The House voted yesterday to extend a 1988 law banning undetectable firearms, but left out additional measures that many say are necessary to maintain safety as guns made with 3-D printers become more commonplace. Read the whole New York Times article here!
Monday of next week—the day the law expires—Senate Democrats will introduce even stricter restrictions on 3-D printed weapons, along with the extension passed by the House.
Senator Charles E. Schumer of New York said, “The House bill is a step in the right direction, but it doesn’t get us across the finish line. A few years ago, these undetectable plastic guns were science fiction. Now, they’re frighteningly real.”

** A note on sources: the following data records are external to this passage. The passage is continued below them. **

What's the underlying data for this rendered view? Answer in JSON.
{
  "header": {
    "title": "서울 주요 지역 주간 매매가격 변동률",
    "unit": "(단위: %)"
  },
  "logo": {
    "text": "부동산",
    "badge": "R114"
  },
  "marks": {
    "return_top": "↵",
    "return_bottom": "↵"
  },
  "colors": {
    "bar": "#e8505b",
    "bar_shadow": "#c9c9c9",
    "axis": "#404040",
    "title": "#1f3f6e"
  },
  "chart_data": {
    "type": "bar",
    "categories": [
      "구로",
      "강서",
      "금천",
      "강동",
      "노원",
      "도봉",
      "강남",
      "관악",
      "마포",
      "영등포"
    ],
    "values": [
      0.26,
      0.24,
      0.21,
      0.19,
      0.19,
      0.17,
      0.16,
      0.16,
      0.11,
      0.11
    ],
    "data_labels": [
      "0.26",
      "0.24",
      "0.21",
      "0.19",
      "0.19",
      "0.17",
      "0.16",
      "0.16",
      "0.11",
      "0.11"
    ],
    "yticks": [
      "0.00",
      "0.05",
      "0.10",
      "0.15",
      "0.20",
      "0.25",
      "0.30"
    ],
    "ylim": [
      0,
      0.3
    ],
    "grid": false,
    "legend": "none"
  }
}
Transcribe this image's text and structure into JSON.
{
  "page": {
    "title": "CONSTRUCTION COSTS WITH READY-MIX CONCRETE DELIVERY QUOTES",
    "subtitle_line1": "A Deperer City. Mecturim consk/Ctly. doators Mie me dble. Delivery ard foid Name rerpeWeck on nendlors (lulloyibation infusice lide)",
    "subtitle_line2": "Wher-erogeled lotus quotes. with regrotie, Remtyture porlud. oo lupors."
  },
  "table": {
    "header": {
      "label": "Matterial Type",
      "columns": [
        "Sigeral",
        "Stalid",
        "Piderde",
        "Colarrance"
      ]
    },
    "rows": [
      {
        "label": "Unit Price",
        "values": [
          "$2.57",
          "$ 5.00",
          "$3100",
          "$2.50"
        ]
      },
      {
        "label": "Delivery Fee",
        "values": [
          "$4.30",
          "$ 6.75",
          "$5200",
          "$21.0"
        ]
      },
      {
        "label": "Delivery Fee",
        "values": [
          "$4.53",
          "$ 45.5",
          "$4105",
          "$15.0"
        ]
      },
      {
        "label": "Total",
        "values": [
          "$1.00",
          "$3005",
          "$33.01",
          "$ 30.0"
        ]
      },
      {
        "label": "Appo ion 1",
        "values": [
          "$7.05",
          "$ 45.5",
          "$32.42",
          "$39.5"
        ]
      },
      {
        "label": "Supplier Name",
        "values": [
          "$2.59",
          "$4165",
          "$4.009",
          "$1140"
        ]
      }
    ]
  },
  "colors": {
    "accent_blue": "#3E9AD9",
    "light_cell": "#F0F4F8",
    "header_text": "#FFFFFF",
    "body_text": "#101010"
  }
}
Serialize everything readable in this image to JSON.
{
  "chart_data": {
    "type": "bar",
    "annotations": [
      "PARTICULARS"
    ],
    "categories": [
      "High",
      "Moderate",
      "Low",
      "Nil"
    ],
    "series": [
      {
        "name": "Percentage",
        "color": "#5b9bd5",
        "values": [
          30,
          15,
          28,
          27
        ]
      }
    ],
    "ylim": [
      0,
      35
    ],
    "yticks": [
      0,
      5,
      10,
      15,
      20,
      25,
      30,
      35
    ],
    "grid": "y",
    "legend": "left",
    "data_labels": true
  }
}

While critics of the expanded law believe that 3-D printed guns’ expense of manufacture and firing difficulty make them not worth regulating, but law enforcement agencies say that falling production costs, along with technological advancements and increasing accessibility, mean that plastic firearms are becoming a real security concern.
Jeremy W. Peters writes, “The [Bureau of Alcohol, Tobacco, Firearms and Explosives] tested a 3-D printed gun that it assembled from designs downloaded online and found it capable of firing multiple metal 380-caliber bullets.”
The law as it is currently written only requires 3-D printed gun manufacturers to make their firearms detectable to security screenings in some way—usually via the inclusion of metal. Some designers, however, have made this metal piece nonfunctional and easily removable, allowing carriers of such guns to avoid detection.
Democrats’ proposed changes would have an essential, nondetachable part of the weapon be made of enough metal to be picked up in a security screening.